Responsive — Test 3 Viewports at Once

# Capture mobile + tablet + desktop baselines
aat snapshot scenarios/ --url http://localhost:3000 --responsive

# Compare all 3 viewports
aat diff scenarios/ --url http://localhost:3000 --responsive

# Or test a single custom viewport
aat snapshot scenarios/ --viewport 414x896

Viewport	Size	Use Case
mobile	375×812	iPhone-class devices
tablet	768×1024	iPad-class devices
desktop	1280×720	Standard desktop

Console Error Collection

# Capture baselines and check for JS errors
aat snapshot scenarios/ --url http://localhost:3000 --console

# Fail the run if console errors are found
aat snapshot scenarios/ --url http://localhost:3000 --console-fail

Catches hidden JavaScript errors that pass visual checks — TypeError, network 404s, uncaught exceptions.

Auto-Open Diff Images

# Open failed diff images in your system viewer
aat diff scenarios/ --url http://localhost:3000 --open

# → macOS: opens in Preview
# → Linux: opens with xdg-open

Watch Mode — Auto-Test on File Changes

aat watch scenarios/ --url http://localhost:3000
# → Saves a file? Tests re-run automatically
# → Baselines exist? Visual diff included
# → Ctrl+C to stop

Scenario file changed → re-run that scenario only
Source file changed → re-run all scenarios (full regression)
Powered by watchfiles (Rust-based), with polling fallback

PR Comments (GitHub Action)

# Output GitHub-flavored markdown for PR comments
aat diff scenarios/ --format=github

# JSON output for other tools
aat diff scenarios/ --format=json

A .github/workflows/visual-regression.yml template is included — drop it into your repo and every PR gets automatic visual regression comments.

What AWT Is Great At

	Feature	Description
🤖	Zero-code test generation	Point at a URL — AI generates complete test steps with real selectors
🔄	Self-healing DevQA Loop	Tests fail? AI fixes and retries automatically (up to 5 attempts)
👁️	Visual verification	Screenshots before/after every action — not just DOM checks
🌐	Real browser	Chrome with human-like mouse movement and typing speed
📱	Flutter support	Native CanvasKit + Semantics detection — tests Flutter web apps too
📄	Document-based generation	Feed a PDF/DOCX spec — AI generates tests from requirements
⚡	Speed modes	`fast` for React/Next.js · `slow` for Flutter/animations
📸	Smart screenshots	`all` / `before-after` / `on-failure` — choose your audit level
🔌	Plugin architecture	Swap engines, matchers, AI providers via simple registries
📊	Visual regression	SSIM-based screenshot comparison — zero AI tokens, pure OpenCV
📱	Responsive testing	Test mobile/tablet/desktop viewports in one command (`--responsive`)
🖥️	Watch mode	Auto-run tests on file save — instant feedback loop
🔍	Console error capture	Catch hidden JS errors that pass visual checks (`--console`)

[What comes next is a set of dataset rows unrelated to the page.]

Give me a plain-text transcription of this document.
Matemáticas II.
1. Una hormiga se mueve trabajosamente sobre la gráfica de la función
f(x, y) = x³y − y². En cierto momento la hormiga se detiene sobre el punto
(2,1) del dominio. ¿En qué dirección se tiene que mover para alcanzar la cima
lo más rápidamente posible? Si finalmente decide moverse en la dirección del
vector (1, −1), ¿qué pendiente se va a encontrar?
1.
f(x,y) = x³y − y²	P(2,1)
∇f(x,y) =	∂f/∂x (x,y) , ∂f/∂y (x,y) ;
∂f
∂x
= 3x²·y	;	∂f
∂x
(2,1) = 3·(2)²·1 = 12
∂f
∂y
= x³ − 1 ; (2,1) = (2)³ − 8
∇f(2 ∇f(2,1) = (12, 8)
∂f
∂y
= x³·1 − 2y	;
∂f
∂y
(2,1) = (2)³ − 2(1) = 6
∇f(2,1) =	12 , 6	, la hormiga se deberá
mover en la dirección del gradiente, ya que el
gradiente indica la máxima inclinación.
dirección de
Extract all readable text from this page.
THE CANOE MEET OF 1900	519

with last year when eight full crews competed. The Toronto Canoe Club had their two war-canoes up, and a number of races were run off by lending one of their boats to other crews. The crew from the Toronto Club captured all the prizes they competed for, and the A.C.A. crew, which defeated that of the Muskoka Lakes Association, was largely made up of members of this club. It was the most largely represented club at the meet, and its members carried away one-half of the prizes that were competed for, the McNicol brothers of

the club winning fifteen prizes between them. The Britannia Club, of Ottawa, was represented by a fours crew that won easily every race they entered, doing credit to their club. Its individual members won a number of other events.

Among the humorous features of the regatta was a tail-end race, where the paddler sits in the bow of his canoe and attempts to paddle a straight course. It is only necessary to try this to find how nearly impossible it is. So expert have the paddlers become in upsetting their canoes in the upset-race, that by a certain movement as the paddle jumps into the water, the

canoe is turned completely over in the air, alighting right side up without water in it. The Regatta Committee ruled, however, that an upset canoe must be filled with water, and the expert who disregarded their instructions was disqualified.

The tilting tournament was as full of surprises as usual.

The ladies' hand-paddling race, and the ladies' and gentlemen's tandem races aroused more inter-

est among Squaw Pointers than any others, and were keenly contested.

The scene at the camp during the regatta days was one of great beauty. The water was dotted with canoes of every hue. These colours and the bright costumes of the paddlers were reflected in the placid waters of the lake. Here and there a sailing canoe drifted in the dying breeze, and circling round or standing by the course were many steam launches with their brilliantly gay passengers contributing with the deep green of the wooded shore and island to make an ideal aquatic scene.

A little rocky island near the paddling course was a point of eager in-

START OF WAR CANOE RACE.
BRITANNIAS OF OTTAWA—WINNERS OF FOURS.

Known Limitations (being honest)

AWT works well for me, but it has rough edges I haven't fully solved yet:

OCR matching can misfire on custom fonts or low-contrast UIs — fallback to DOM selectors when that happens
The self-healing loop occasionally fixates on the wrong element. Setting --max-attempts 3 helps avoid spinning wheels
Complex SPAs with heavy animation may need --verbosity=detailed and a longer wait time
First-run scenario generation is only as good as the page's accessibility tree — poorly structured HTML gives poor results

If you hit something broken, please open an issue. I fix reported bugs fast.

AWT vs Other Tools

vs Playwright / Cypress

Playwright and Cypress are excellent — and AWT is built on top of Playwright. The difference is who writes the tests:

	AWT	Playwright / Cypress
Who writes tests	AI (from your URL)	You (code)
Maintenance when UI changes	AI auto-heals	You update selectors manually
Learning curve	Zero — just paste a URL	Moderate (framework API + JS/TS)
Flexibility	High (YAML scenarios)	Maximum (full code control)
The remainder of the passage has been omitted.